Clean up Florida’s dirty springs



To anyone who has spent much time in Florida, the decline of our fresh water springs is heartbreaking.

Clear pools are now choked with algae. The algae gets so thick it shuts down glass-bottom boat rides because the water’s no longer clear enough to see anything. Swimming beaches at the springs are suddenly roped off with Health Department signs, warning people of the health threats from polluted water.

When faced with something this sad and overwhelming, there’s a tendency to shrug our shoulders and say it is the inevitable result of progress. After all, New York City once had bubbling streams and oyster beds. But, in our case, that is the wrong way to think.

The truth is that springs pollution is both preventable and reversible. We can change this.

What we need is political will — a scarce Florida resource but one that each of us can cultivate. It is already starting to happen. People have been rallying throughout the state to protest the decline of our water resources.

In January, people turned out in force to demand clean water at public events in Boynton Beach, Bradenton, Ft. Myers, Ft. Pierce, Gainesville, Interlachen, Jacksonville, Key West, Palm Bay, Naples, Ocala, Stuart, Tallahassee, Tampa, Vero Beach and Orlando.

They unveiled a new Floridians’ Clean Water Declaration, which lists six rights that should be guaranteed to the people of Florida and four responsibilities of our state government, water managers and natural resource users. The campaign’s goal is to get as many individuals, organizations, businesses, and elected and appointed officials as possible to sign the Clean Water Declaration and commit to work together to achieve its principles.

And politicians are responding.

Four Florida Senate committee chairmen last month agreed to support filing springs legislation. A draft bill would direct an estimated $378 million a year from documentary stamp tax revenue toward springs protection. It is encouraging, too, to see that Gov. Rick Scott earmarked $55 million in his proposed state budget this year for springs protection.

Using public money to protect our shared public resource — water — makes sense. We’re way overdue on fixing our outdated public infrastructure.

But let’s not lose sight of the main thing we need to do: Demand that our leaders hold polluters accountable. Every day, factory farms send fertilizer and manure into our public waters, when they could be controlling this pollution on-site. These corporations must be required to meet specific pollution limits, and they should face consequences if they exceed those limits and pollute our water.

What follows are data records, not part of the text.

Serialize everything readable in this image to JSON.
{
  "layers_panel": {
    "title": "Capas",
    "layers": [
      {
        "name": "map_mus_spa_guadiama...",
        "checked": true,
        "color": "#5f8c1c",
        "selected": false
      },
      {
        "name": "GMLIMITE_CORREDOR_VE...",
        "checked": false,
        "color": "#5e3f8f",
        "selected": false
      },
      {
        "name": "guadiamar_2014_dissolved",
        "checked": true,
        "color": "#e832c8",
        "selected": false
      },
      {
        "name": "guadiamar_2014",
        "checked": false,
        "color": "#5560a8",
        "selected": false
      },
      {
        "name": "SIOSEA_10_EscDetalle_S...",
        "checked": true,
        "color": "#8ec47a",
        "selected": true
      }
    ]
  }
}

Instead, we are giving them a free pass and then the public pays for their mess. Gov. Scott and the Legislature have been selling out to polluters like never before. Polluter lobbyists drafted the state’s rules on sewage, manure and fertilizer pollution, Scott’s administration adopted the weak language, then the Legislature approved it.

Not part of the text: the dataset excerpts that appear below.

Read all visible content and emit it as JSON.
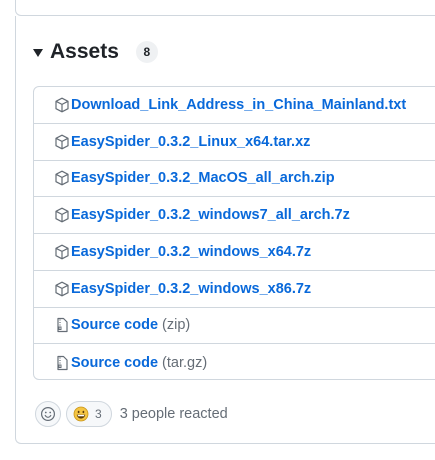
{
  "assets": {
    "title": "Assets",
    "count": "8",
    "items": [
      {
        "name": "Download_Link_Address_in_China_Mainland.txt",
        "icon": "package-icon"
      },
      {
        "name": "EasySpider_0.3.2_Linux_x64.tar.xz",
        "icon": "package-icon"
      },
      {
        "name": "EasySpider_0.3.2_MacOS_all_arch.zip",
        "icon": "package-icon"
      },
      {
        "name": "EasySpider_0.3.2_windows7_all_arch.7z",
        "icon": "package-icon"
      },
      {
        "name": "EasySpider_0.3.2_windows_x64.7z",
        "icon": "package-icon"
      },
      {
        "name": "EasySpider_0.3.2_windows_x86.7z",
        "icon": "package-icon"
      }
    ],
    "source": [
      {
        "label": "Source code",
        "ext": "(zip)",
        "icon": "file-zip-icon"
      },
      {
        "label": "Source code",
        "ext": "(tar.gz)",
        "icon": "file-zip-icon"
      }
    ]
  },
  "reactions": {
    "add_icon": "smiley-icon",
    "emoji": "grinning-face",
    "count": "3",
    "summary": "3 people reacted"
  },
  "colors": {
    "link": "#0969da",
    "muted": "#656d76",
    "border": "#d0d7de",
    "emoji": "#f5c542"
  }
}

Scott’s administration also fired staffers who dared to enforce environmental laws, replacing them with people who come from polluting industries. Environmental enforcement cases have plummeted. State regulators now get bonuses if they pump out permits faster.

Certain categories of major polluters are allowed to operate on the honor system. A big polluter like an industrial plant would be fined if it spilled toxics into a river. But that’s not true for Florida agricultural operations. Florida allows them to use voluntary goals called “best management practices.”

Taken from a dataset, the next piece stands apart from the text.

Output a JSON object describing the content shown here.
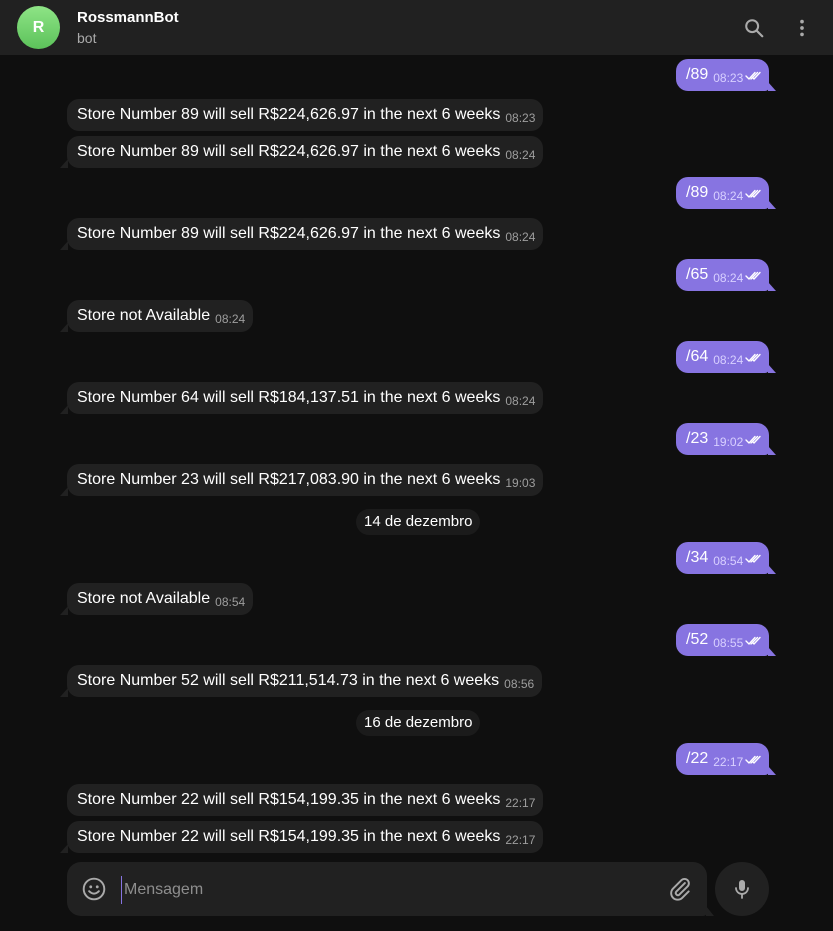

All the corporation has to do it say it is implementing a plan to control pollution, and it is exempt from monitoring. It’s as if you were allowed to speed on the freeway so long as you gave the Highway Patrol a “speed-limit compliance plan.”

It’s great for politicians to tell us they want to protect the environment. But we should all make it clear that we want them to set real, enforceable pollution limits. That’s the only way we’ll reverse this mess and heal our springs.

David Guest, of Tallahassee, is managing attorney for the Florida office of Earthjustice, a national public-interest law firm.